Im traveling to the US next week and am just wondering if its cheaper to exchange Euro V Dollar at the airport or to just go to the bank and do it.  I normally exchange it in the bank but Im not sure if Dublin Airport rates are better.

Thanks


----------



## Brendan Burgess (26 Jun 2011)

I was a bit disorganised recently and I bought sterling at the airport and it was very expensive compared to the banks downtown.
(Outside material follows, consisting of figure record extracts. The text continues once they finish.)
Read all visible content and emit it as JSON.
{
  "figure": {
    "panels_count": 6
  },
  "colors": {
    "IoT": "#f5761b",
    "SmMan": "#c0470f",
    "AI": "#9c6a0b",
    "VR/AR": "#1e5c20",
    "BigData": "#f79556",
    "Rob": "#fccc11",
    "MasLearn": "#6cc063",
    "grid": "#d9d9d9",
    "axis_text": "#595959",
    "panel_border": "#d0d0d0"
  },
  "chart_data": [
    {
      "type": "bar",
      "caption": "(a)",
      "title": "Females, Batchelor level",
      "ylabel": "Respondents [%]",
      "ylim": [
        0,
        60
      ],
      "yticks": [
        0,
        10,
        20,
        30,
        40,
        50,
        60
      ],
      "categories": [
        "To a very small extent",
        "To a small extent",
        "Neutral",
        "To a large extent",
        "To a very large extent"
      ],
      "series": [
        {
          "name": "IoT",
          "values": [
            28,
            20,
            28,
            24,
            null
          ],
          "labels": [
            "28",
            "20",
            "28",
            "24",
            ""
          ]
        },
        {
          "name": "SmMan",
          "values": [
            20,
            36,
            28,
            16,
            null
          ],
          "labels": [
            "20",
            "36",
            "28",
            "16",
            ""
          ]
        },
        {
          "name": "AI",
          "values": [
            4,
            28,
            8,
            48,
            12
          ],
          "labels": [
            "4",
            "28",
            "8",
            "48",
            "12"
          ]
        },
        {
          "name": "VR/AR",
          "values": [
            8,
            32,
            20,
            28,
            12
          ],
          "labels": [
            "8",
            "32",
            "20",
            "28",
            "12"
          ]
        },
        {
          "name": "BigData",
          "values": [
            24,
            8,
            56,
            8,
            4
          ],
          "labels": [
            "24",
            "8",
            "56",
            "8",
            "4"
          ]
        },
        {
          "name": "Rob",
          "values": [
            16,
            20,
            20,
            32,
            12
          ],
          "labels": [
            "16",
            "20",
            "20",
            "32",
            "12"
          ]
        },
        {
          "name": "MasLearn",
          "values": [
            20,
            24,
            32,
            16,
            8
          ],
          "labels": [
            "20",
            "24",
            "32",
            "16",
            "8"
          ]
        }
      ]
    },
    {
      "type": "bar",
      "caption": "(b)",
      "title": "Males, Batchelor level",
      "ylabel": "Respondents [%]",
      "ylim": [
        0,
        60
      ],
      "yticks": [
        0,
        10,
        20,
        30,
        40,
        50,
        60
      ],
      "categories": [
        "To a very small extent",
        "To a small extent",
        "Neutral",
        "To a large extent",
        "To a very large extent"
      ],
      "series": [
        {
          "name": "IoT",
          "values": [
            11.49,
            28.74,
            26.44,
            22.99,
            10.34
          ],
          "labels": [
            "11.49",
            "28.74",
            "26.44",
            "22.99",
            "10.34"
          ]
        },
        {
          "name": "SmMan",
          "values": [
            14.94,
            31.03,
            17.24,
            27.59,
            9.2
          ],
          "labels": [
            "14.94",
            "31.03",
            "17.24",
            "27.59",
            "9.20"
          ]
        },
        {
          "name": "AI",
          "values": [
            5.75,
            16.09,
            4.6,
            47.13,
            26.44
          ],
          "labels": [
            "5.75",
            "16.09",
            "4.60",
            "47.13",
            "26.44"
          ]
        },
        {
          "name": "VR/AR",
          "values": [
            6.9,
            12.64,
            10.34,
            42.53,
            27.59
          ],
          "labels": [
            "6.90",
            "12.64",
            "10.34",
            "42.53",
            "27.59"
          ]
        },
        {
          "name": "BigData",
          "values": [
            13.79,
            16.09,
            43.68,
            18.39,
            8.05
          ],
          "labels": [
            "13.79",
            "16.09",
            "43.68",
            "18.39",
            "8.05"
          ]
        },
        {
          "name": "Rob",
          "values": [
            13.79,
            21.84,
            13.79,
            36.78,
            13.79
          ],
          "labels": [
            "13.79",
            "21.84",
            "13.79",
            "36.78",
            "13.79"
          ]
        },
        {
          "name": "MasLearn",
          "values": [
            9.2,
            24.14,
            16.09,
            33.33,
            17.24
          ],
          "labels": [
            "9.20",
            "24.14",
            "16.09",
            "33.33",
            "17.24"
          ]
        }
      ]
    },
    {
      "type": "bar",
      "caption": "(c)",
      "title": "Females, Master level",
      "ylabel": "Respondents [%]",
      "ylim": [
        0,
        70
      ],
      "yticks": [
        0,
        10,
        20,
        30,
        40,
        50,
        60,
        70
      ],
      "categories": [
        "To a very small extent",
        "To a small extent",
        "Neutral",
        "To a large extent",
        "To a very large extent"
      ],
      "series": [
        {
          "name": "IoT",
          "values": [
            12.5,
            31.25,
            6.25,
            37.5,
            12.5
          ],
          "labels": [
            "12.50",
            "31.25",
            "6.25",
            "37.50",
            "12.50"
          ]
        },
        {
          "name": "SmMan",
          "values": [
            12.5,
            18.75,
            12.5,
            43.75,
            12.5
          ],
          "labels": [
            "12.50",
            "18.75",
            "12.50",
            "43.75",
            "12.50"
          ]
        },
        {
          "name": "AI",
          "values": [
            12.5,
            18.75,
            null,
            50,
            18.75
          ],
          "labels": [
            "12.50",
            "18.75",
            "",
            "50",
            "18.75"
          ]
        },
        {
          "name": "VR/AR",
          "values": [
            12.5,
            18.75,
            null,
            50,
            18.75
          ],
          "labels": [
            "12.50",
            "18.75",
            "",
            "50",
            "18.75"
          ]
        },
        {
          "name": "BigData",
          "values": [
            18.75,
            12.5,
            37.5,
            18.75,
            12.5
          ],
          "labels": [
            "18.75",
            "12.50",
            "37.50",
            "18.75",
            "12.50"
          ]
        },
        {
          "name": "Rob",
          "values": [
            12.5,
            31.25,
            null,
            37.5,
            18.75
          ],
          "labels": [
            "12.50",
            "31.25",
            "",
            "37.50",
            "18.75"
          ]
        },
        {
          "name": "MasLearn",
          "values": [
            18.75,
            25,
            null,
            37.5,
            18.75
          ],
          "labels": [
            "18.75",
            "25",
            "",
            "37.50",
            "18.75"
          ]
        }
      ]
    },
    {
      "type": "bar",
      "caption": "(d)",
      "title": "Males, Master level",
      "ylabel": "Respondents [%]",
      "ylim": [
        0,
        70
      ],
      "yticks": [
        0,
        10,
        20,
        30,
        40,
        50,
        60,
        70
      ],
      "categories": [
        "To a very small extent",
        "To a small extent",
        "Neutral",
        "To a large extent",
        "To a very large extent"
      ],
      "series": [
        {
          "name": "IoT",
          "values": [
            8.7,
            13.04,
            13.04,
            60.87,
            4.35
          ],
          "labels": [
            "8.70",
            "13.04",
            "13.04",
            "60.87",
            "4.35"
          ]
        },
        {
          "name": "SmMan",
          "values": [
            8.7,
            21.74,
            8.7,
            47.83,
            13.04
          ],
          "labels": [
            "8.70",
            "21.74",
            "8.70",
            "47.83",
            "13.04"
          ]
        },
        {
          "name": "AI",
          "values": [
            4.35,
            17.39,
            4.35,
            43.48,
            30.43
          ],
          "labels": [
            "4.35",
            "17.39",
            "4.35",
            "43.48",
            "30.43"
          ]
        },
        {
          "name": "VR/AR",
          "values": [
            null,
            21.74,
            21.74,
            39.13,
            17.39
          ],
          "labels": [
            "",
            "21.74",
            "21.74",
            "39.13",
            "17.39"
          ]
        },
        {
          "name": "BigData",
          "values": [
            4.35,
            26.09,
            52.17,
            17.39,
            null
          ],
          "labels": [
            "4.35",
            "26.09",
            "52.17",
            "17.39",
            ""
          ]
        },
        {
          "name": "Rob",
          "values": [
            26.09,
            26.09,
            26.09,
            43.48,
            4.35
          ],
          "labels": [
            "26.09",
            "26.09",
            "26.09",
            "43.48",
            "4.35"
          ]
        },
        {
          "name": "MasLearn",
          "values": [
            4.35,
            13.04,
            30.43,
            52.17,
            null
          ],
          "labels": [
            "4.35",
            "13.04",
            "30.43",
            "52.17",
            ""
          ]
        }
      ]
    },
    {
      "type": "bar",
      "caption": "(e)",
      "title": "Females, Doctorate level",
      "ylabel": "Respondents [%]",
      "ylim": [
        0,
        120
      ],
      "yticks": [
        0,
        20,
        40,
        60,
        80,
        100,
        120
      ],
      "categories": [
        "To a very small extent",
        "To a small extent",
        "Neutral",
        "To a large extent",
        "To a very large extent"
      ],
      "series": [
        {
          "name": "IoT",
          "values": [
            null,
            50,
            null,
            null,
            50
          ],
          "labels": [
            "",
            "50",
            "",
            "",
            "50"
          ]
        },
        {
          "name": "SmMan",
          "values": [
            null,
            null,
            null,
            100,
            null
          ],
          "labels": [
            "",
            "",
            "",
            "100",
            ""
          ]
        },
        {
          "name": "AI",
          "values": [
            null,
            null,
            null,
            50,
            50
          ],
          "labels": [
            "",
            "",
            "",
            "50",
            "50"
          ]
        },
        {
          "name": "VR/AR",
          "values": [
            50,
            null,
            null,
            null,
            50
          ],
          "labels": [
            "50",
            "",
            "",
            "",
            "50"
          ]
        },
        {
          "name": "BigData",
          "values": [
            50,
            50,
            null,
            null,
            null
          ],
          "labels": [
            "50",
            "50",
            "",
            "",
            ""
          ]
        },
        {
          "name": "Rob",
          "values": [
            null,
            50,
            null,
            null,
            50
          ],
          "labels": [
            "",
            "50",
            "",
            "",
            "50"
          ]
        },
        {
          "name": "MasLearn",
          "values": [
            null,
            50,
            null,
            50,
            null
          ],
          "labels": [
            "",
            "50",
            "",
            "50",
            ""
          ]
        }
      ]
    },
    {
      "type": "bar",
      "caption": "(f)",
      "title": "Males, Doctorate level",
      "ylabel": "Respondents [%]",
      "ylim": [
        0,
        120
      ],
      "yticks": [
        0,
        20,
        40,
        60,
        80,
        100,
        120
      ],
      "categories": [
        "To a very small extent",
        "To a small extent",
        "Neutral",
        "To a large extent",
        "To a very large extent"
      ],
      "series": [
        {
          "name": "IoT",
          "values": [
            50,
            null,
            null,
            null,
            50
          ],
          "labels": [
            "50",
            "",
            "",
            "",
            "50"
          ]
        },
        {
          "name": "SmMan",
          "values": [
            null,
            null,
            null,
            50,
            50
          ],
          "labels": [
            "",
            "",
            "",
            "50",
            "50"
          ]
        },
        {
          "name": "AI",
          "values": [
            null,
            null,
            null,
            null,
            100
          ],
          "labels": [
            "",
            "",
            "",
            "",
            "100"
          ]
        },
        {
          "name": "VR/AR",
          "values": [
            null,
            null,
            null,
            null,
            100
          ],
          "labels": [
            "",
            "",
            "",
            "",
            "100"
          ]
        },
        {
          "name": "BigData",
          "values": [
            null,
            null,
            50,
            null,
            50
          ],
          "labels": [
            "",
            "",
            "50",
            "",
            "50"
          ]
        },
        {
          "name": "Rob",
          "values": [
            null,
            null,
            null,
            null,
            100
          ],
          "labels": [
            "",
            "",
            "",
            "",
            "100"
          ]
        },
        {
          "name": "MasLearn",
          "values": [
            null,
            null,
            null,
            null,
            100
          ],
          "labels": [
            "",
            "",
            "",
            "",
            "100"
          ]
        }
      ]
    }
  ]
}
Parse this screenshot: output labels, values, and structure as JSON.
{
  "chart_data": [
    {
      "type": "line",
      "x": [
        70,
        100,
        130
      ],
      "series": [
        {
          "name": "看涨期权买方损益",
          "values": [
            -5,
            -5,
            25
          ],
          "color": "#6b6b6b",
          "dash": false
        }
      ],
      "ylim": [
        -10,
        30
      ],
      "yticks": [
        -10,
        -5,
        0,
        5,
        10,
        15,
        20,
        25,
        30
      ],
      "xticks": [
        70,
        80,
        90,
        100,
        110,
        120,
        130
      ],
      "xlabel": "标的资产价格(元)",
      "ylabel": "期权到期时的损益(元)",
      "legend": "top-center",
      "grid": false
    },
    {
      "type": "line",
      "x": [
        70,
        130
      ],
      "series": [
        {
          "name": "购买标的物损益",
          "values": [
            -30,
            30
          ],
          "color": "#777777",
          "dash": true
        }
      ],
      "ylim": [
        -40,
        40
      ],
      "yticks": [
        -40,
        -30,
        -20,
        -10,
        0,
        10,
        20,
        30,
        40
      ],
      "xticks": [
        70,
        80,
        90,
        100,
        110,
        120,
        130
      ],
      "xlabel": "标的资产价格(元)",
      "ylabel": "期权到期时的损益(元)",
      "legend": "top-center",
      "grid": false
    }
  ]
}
Do not buy at the airport.


----------



## Sue Ellen (27 Jun 2011)

Sean104 said:


> Hi,
> 
> Im traveling to the US next week and am just wondering if its cheaper to exchange Euro V Dollar at the airport or to just go to the bank and do it.  I normally exchange it in the bank but Im not sure if Dublin Airport rates are better.
> 
> Thanks



Have often heard that the airport exchange is very expensive.  Noticed that An Post have started doing American Dollars and Sterling commission free.  Might be worth asking for exchange rate.


----------



## Bronte (27 Jun 2011)

My understanding is that the fees charged at the airport are higher than on the high street.


----------



## niceoneted (27 Jun 2011)

I have found big differences even amongst the banks. It depends also on how much you want to change. If your only looking for a small amount - few hundred - I would always tend to withdraw that at an atm in the USA. Buy stuff on the CC. 
I would ring the banks that are in your vicinity and ask then the costs of changing what you want changed. Also check Post Office as suggested above - although its limited to certain ones only.


----------



## gipimann (27 Jun 2011)

When I last travelled through Dublin Airport on a Friday afternoon in April, all of the Bureau de Change booths were closed (I didn't need to use one, luckily enough).


----------



## Mpsox (27 Jun 2011)

Sue Ellen said:


> Have often heard that the airport exchange is very expensive. Noticed that An Post have started doing American Dollars and Sterling commission free. Might be worth asking for exchange rate.


 
Wife got some £ from An Post recently, took 2 weeks for the Laser transaction to hit her bank account. Not sure if it was just a once off delay or something more systematic but if you use An Post/Laser, it's worth watching out for in case you think you have more money in your account then you actually have


----------